Multa presa per stato di necessità, quando fare ricorso
Tre punti a cui appigliarsi quando si prende una multa per "salvare sé o altri dal pericolo attuale di un danno grave alla persona"
Immaginate questa prima scena: un automobilista passa col semaforo rosso di proposito, ed entro 90 giorni riceve a casa la multa. Vincere il ricorso è impossibile, perché la telecamera all’incrocio ha immortalato la scena. Adesso però immaginate questa seconda scena: un altro automobilista è fermo al semaforo rosso, ma alle spalle arriva un’ambulanza a sirene spiegate che chiede strada. C’è una sola soluzione per consentire al mezzo di soccorso di passare: transitare all’incrocio nonostante il rosso. Detto, fatto. Ovviamente, la multa arriverà a casa. A questo punto, l’automobilista può vincere il ricorso? Per capire bene come impostare l’opposizione, occorre valutare tre punti.
Tris da ricordare
#1. Stato di necessità. L’automobilista multato può invocare lo stato di necessità: è stato costretto dai fatti a passare col rosso, o a correre troppo venendo beccato da un autovelox. Infatti, lo stato di necessità è una causa di giustificazione prevista dal Codice Penale (articolo 54): “Non è punibile chi ha commesso il fatto per esservi stato costretto dalla necessità di salvare sé o altri dal pericolo attuale di un danno grave alla persona, pericolo da lui non volontariamente causato, né altrimenti evitabile, sempre che il fatto sia proporzionato al pericolo”.
#2. C’è una legge. Chiaramente, qui si parla di multe, e non di reati. Quindi, entrano in ballo altre normative: Sentiamo l’articolo 4, primo comma, della legge 689 del 1981: “Non risponde delle violazioni amministrative chi ha commesso il fatto nell’adempimento di un dovere o nell’esercizio di una facoltà legittima ovvero in stato di necessità o di legittima difesa”.

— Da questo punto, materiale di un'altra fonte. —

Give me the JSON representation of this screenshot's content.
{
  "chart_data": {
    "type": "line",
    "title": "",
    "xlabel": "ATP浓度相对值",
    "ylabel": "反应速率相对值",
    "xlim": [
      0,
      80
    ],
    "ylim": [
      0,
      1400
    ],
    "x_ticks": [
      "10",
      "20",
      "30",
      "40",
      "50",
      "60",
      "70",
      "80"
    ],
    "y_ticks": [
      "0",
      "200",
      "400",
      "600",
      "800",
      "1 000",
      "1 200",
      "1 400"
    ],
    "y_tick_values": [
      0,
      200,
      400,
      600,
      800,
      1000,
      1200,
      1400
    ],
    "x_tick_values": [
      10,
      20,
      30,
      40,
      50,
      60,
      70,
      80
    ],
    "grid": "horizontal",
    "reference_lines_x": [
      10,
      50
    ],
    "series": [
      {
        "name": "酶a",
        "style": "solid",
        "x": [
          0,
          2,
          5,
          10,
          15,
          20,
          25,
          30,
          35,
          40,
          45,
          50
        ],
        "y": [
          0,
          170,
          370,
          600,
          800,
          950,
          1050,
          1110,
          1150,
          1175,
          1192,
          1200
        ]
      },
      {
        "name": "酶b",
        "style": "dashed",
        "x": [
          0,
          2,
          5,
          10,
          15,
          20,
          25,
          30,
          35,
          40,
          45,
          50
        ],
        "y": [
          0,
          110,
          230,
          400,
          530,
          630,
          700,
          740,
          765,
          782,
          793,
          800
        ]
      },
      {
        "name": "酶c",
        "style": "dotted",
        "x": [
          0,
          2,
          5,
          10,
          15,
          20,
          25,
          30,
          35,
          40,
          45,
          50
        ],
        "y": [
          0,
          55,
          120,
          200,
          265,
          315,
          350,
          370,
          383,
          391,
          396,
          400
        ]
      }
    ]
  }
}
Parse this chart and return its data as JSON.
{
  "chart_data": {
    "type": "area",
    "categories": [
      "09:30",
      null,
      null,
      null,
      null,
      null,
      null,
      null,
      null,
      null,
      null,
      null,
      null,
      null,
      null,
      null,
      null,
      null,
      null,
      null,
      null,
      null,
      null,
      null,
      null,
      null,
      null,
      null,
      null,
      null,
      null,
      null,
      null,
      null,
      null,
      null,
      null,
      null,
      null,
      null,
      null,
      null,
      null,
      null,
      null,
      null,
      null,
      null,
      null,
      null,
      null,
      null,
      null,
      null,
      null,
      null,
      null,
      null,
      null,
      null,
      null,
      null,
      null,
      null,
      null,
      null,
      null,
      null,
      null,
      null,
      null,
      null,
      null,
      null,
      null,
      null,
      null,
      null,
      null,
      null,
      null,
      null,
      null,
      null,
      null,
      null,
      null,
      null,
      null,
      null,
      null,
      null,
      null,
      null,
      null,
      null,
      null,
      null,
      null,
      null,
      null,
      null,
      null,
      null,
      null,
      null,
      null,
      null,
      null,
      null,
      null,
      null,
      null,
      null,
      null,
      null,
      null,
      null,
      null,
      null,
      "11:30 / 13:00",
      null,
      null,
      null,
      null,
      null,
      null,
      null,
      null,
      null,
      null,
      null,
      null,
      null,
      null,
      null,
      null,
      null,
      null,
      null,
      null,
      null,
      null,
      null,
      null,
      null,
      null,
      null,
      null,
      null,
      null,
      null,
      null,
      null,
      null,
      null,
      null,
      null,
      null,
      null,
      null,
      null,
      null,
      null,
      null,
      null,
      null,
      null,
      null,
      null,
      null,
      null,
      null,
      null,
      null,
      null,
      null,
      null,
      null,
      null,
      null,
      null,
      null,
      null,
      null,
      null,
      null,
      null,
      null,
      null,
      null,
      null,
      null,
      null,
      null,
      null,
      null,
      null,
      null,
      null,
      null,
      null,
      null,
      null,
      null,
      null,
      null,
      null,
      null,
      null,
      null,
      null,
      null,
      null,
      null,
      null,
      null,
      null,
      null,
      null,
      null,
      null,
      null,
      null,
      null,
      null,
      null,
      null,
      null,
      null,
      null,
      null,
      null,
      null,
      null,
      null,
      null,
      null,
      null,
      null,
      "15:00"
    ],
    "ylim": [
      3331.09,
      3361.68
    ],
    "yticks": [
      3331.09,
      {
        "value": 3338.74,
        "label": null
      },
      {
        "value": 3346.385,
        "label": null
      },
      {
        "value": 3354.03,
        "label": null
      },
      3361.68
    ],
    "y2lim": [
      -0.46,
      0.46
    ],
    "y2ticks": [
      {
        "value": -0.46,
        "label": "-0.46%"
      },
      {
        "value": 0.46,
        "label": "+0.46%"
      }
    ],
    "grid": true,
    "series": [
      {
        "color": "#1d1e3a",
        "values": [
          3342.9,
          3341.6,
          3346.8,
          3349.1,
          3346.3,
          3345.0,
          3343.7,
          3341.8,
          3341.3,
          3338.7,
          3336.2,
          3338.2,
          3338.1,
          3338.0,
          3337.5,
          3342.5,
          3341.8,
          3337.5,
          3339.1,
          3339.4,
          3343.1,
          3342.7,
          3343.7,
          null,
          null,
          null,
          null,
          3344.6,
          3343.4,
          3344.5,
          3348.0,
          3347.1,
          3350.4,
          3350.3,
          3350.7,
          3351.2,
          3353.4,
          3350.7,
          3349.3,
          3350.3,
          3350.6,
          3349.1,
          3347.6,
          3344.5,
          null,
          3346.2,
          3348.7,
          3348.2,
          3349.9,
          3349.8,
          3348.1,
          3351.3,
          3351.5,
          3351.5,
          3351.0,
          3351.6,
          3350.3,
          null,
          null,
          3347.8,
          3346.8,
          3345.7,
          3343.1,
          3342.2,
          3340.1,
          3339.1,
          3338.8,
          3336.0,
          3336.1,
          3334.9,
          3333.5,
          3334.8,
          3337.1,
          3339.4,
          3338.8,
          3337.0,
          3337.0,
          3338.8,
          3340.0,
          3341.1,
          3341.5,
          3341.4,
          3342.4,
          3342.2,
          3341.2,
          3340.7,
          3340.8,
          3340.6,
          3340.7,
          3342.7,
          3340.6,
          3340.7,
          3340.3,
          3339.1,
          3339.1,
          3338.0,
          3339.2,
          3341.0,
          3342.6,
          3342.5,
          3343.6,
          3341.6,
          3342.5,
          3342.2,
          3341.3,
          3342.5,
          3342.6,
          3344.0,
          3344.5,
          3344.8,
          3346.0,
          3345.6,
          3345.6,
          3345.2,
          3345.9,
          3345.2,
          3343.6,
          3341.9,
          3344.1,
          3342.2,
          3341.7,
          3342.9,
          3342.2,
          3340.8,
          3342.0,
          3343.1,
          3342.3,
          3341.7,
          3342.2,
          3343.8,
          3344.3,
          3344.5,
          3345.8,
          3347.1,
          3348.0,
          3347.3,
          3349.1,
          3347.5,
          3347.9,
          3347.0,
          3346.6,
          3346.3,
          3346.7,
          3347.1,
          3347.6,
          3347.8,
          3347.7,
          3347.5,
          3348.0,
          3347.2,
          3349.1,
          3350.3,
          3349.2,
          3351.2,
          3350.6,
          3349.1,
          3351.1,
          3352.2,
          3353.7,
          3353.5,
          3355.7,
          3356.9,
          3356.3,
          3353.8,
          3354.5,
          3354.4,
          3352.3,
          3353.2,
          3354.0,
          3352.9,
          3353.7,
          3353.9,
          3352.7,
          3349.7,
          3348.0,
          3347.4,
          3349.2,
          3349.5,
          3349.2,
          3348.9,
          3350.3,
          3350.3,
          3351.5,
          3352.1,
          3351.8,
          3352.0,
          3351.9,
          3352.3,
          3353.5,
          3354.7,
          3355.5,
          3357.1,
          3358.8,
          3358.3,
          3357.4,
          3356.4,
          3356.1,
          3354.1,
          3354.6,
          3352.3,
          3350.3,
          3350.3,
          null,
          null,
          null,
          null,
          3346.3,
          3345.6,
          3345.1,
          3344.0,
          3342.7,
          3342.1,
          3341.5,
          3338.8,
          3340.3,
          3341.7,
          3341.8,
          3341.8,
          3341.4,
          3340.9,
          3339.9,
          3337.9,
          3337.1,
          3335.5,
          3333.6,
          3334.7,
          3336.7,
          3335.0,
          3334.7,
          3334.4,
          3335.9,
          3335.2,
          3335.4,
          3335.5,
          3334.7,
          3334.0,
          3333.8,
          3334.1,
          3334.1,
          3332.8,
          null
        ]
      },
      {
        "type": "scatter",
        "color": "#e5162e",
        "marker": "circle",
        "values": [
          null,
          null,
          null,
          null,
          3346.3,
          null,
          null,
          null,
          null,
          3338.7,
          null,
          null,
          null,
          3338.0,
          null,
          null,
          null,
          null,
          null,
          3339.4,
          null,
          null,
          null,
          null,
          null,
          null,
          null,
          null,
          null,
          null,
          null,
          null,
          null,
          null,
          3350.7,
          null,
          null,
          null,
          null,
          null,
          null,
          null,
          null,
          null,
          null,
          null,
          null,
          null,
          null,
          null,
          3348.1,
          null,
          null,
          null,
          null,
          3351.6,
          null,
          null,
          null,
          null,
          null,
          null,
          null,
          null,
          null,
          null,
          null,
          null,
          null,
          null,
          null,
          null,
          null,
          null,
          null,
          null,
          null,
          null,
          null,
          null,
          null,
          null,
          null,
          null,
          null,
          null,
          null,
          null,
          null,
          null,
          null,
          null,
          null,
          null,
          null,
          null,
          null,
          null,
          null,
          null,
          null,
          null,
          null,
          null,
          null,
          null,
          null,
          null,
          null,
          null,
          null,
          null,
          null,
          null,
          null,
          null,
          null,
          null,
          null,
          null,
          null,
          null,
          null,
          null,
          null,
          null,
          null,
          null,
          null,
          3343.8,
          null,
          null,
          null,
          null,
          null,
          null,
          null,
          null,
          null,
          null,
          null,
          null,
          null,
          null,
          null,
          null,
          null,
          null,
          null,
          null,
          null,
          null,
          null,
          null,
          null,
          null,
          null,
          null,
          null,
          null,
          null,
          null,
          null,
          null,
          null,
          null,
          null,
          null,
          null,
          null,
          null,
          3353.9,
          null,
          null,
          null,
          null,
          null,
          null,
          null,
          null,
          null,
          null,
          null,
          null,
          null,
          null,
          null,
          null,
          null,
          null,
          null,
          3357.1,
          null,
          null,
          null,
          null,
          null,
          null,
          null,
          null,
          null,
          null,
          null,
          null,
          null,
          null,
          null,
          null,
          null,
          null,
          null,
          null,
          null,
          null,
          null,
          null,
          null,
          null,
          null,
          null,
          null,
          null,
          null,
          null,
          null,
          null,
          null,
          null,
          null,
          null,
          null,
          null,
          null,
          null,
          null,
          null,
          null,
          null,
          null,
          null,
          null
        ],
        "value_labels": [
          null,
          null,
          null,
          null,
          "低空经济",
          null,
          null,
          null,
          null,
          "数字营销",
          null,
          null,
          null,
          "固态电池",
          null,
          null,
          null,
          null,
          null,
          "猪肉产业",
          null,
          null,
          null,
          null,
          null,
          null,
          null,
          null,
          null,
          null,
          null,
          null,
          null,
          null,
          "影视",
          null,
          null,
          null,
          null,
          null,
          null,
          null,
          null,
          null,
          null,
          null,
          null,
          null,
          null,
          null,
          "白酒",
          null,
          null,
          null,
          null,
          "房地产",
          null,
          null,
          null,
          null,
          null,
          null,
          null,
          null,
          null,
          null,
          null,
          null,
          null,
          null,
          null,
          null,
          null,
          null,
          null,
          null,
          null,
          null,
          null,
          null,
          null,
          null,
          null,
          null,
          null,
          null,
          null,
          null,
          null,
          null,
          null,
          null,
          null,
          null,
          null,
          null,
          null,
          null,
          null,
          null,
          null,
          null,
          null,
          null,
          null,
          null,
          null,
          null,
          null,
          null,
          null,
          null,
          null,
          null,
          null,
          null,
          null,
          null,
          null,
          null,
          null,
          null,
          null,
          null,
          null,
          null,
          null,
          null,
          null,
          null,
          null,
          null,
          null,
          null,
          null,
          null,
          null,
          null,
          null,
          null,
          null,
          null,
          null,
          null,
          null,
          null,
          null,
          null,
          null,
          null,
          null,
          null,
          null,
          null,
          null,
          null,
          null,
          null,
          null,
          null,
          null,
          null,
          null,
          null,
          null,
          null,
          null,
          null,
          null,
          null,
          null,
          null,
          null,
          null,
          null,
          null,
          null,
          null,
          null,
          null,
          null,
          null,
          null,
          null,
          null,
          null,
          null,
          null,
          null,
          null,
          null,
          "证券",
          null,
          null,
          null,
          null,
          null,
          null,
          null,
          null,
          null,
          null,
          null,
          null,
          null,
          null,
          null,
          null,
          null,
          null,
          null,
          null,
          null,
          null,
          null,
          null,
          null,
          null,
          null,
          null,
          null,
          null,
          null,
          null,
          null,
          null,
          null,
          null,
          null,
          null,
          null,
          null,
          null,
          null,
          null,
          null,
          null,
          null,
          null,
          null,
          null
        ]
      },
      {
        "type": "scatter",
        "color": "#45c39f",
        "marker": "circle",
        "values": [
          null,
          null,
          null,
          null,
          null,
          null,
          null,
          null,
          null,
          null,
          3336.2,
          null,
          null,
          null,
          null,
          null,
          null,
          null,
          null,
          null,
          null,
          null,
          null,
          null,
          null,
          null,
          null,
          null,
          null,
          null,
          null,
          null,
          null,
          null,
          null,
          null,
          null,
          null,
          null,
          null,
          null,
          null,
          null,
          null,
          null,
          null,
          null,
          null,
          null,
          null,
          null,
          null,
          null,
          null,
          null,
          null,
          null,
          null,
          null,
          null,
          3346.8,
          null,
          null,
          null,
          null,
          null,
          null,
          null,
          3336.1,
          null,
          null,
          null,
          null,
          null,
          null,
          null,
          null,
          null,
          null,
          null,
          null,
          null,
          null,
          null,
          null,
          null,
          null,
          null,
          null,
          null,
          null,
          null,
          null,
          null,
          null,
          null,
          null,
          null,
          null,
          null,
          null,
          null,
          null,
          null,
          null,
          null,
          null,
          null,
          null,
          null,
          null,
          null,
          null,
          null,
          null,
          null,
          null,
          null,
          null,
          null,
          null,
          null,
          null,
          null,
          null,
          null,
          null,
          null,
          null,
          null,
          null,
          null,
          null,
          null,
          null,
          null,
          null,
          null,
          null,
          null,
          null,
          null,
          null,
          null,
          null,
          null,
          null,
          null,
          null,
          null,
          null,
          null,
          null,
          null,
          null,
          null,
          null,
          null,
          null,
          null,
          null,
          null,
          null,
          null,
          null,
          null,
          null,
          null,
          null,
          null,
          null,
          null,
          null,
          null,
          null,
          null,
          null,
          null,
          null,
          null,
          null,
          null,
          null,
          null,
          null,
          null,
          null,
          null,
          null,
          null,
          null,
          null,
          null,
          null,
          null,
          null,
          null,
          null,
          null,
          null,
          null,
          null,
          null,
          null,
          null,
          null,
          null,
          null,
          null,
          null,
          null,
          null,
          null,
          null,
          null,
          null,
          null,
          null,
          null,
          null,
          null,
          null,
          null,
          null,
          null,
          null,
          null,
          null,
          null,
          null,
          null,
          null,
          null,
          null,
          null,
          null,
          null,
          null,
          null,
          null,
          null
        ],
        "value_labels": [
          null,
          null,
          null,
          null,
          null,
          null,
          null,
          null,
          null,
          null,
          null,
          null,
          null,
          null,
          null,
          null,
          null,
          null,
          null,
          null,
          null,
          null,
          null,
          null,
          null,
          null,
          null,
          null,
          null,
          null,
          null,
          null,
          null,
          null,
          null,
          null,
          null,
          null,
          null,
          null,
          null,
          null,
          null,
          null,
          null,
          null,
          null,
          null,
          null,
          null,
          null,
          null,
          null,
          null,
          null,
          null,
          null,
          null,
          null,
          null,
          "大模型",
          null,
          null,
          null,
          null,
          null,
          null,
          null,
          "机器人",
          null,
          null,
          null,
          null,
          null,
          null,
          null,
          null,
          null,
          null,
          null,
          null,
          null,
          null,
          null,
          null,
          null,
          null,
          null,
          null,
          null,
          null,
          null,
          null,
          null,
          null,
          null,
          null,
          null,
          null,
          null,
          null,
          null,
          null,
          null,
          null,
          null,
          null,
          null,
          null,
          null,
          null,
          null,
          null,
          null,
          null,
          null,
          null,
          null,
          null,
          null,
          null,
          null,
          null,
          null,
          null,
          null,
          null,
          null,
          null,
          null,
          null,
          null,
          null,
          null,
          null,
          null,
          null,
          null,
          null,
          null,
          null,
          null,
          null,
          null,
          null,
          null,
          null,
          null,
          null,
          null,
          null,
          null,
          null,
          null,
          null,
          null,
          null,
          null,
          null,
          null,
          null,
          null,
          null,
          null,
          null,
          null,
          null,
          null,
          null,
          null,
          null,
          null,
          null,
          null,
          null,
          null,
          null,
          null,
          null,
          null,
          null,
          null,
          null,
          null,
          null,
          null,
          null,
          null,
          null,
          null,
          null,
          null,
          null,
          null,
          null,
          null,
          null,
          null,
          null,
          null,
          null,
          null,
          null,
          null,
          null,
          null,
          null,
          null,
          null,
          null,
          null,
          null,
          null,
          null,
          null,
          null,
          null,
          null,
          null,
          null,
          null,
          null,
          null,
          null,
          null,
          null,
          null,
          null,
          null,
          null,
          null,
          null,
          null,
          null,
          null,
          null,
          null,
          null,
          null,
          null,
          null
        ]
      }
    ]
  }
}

#3. Come opporsi. Nel ricorso al Giudice di Pace entro 30 giorni dalla notifica, specificare che c’era una necessità importante: contribuire a salvare qualcuno da un danno grave, che si riferisca alla persona. Chiarite che il pericolo del danno era “attuale”: si doveva agire con urgenza. Richiamate lo “stato di necessità putativo”: la persona crede che sussistano tutti i requisiti che caratterizzano uno stato di necessità, e viene “perdonato” se in realtà non c’erano. (Cassazione, sentenza 537/2000). In termini pratici, c’è stato di necessità un familiare colto da crisi di panico, in presenza di una patologia nota e ricorrente; per recarsi alla più vicina farmacia per acquistare farmaci urgenti. Insomma, siamo nel campo delle emergenze sanitarie.
Persone sì, animali no
C’è stato di necessità per i medici che corrono a salvare un paziente. Ma per un veterinario che vìola il codice della strada con l’obiettivo di salvare un animale, come stanno le cose? Secondo la Cassazione (ordinanza 4834/2018), non può esserci stato di necessità: multa confermata. Di recente, un veterinario ha dichiarato di aver agito per la necessità di provvedere a cure urgenti su di un cane “affetto da osteosarcoma in fase terminale”. Il “dovere deontologico-professionale di prestare le cure richieste non autorizza il veterinario a violare le norme sulla circolazione stradale”.